Investing in Gold

Investing in Gold

Indians are among the largest retail buyers of gold in the world. And the biggest hoarders too.

We just love to get more of the yellow stuff and stuff them into our bank lockers.

Investment in gold has the potential to beat inflation over a long period. It is a safe haven when economic growth is slow and traditional asset classes such as equity and debt are under-performing.

There are various ways how you can get exposure to gold as an investment asset.

Gold Jewellery

Buying gold in the form of jewellery has its own costs involved. The primary one is the making charge, which can be as high as 10 to 15%. There are costs associated even when you sell jewellery, especially when it is to a different jeweller. If you are looking at holding the asset for a very long term, other options will be more cost effective and liquid.

Gold Bars

If you buy gold bar/coins, you will have to sell it to a jeweller who will deduct charges again during a sale/repurchase. With these costs and security concerns involved, holding gold physically may not be cost-effective.

Gold Exchange Traded Fund  

This fund is a passively managed open-ended ETF, which invests in gold bullion and instruments with gold as an underlying asset, to provide investment returns that, closely track the performance of domestic prices of gold in the bullion market. When an investor invests in gold ETFs, the investment is done in physical gold of 99.5% purity. Gold ETF allows investors to buy gold in quantities as low as 1gm.

Gold mutual funds  

A gold fund of fund invests in gold ETFs. Although the gold mutual fund is an easy option to invest in gold, it is generally is more expensive than Gold ETFs.

E-Gold

They are similar to gold ETF. It’s the only option where units can be converted to physical gold. You need to open a separate demat and trading account.

Sovereign Gold Fund (SGB)

SGBs are government securities denominated in grams of gold. They are substitutes for holding physical gold. Investors have to pay the issue price in cash and the bonds will be redeemed in cash on maturity. The Bond is issued by Reserve Bank on behalf of Government of India. The Bonds bear interest at the rate of 2.75 percent (fixed rate) per annum on the amount of initial investment. Capital gain tax arising on redemption of SGB to an individual has been exempted.

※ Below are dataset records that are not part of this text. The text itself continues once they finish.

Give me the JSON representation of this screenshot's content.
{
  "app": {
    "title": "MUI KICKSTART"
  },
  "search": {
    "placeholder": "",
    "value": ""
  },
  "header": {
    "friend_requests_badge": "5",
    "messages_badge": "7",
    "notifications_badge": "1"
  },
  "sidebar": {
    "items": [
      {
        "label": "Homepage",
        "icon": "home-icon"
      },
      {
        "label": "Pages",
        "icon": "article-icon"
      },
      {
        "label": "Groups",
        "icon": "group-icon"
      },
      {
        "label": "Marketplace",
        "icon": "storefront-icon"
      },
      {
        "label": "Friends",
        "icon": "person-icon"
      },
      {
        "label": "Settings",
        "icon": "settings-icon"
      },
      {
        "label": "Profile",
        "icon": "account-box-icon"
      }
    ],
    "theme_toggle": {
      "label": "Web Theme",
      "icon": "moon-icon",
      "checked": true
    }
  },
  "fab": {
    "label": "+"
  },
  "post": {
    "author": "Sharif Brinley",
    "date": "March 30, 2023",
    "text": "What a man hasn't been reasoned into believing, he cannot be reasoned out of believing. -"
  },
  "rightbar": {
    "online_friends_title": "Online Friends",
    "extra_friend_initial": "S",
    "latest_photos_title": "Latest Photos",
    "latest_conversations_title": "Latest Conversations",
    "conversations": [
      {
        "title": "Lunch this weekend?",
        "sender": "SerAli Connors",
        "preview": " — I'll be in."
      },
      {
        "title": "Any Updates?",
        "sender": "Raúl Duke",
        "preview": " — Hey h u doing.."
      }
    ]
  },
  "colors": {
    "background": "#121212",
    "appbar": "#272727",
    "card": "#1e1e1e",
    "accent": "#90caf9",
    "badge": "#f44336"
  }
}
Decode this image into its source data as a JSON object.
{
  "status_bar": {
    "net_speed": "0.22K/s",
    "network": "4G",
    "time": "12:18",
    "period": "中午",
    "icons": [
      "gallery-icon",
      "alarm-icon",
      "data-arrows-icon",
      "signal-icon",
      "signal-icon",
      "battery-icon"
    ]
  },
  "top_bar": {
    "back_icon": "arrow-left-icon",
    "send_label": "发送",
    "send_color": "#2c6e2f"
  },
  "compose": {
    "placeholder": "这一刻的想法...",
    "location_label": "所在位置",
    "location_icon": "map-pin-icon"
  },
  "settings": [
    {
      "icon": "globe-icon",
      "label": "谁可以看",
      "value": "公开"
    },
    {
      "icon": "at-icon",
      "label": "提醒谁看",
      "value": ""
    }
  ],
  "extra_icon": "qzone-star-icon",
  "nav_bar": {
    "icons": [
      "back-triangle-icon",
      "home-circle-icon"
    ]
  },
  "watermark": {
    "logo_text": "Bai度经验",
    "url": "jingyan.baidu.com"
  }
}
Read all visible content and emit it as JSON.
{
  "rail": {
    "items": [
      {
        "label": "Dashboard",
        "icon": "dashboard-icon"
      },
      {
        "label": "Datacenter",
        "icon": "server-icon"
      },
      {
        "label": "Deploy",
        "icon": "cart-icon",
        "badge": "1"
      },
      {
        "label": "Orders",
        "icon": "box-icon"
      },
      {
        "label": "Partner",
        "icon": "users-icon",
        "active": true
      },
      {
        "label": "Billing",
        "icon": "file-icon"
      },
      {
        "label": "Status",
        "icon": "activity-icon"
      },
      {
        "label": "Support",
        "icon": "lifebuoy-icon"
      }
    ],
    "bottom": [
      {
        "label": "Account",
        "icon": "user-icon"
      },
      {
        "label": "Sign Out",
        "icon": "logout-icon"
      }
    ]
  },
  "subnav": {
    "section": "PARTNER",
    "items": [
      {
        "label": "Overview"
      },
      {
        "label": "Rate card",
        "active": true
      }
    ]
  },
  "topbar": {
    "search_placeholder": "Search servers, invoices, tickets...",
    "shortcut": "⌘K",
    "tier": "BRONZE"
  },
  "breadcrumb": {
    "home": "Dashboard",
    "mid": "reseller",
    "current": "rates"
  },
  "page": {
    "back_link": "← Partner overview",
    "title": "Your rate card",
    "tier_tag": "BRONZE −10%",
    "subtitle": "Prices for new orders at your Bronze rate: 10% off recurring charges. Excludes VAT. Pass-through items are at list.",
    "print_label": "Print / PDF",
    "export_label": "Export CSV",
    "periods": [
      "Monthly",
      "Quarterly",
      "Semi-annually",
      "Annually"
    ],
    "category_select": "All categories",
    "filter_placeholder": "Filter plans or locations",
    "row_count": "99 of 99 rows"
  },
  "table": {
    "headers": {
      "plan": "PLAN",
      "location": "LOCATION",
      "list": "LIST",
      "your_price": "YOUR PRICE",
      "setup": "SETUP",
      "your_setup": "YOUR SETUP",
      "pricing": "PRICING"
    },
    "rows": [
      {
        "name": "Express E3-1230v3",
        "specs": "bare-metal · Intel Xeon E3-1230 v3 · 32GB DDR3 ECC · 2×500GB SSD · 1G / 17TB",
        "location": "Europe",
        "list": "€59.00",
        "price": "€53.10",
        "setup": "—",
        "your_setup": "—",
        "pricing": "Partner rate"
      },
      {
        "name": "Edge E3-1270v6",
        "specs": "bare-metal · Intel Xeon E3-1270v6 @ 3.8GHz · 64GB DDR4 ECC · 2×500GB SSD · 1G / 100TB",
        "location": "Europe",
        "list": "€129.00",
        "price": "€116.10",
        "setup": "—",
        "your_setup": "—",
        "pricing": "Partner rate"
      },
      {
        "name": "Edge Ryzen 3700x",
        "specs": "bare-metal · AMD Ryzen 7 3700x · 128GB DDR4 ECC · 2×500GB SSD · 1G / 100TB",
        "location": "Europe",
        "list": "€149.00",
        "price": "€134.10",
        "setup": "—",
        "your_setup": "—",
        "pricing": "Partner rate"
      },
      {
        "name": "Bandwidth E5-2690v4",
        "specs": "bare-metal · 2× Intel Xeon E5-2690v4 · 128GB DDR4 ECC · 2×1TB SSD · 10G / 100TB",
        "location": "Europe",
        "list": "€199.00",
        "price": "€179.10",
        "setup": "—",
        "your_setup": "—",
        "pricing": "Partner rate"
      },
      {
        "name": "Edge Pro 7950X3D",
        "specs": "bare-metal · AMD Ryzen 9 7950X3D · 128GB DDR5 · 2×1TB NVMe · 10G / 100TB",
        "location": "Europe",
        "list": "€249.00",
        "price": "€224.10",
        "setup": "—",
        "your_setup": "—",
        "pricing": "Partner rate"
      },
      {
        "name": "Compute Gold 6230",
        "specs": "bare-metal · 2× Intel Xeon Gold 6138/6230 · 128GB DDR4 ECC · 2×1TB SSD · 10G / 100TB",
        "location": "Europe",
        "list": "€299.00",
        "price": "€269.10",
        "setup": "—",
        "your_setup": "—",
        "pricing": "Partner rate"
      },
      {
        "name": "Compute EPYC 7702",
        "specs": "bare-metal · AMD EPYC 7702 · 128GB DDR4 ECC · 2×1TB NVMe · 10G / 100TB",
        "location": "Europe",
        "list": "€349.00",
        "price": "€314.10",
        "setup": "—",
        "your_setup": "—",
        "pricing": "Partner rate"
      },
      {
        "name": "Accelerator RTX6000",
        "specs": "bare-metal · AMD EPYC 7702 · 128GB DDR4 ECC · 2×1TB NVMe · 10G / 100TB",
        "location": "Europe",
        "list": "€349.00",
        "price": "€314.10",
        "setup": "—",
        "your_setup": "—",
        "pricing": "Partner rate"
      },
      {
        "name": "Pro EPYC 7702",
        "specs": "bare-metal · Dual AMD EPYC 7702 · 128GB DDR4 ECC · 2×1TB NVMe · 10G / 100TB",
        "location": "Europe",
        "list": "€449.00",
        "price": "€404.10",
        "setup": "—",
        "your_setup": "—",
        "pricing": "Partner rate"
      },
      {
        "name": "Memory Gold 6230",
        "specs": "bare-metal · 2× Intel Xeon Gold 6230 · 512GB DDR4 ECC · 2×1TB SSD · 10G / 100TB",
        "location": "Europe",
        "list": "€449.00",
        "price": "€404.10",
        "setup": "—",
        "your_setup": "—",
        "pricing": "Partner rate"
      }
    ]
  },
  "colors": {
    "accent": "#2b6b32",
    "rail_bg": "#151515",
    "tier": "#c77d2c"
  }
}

The best way to invest in gold is Sovereign Gold Fund (SGB). This route of investment in gold decreases the cost and taxation, provides you with safety against theft and an interest of 2.75% p.a.

The allocation of gold in a portfolio should not be over 5-10%. It may be used primarily to take advantage of its low correlation with other assets, and the ability to accumulate in small lots compared to other alternative assets.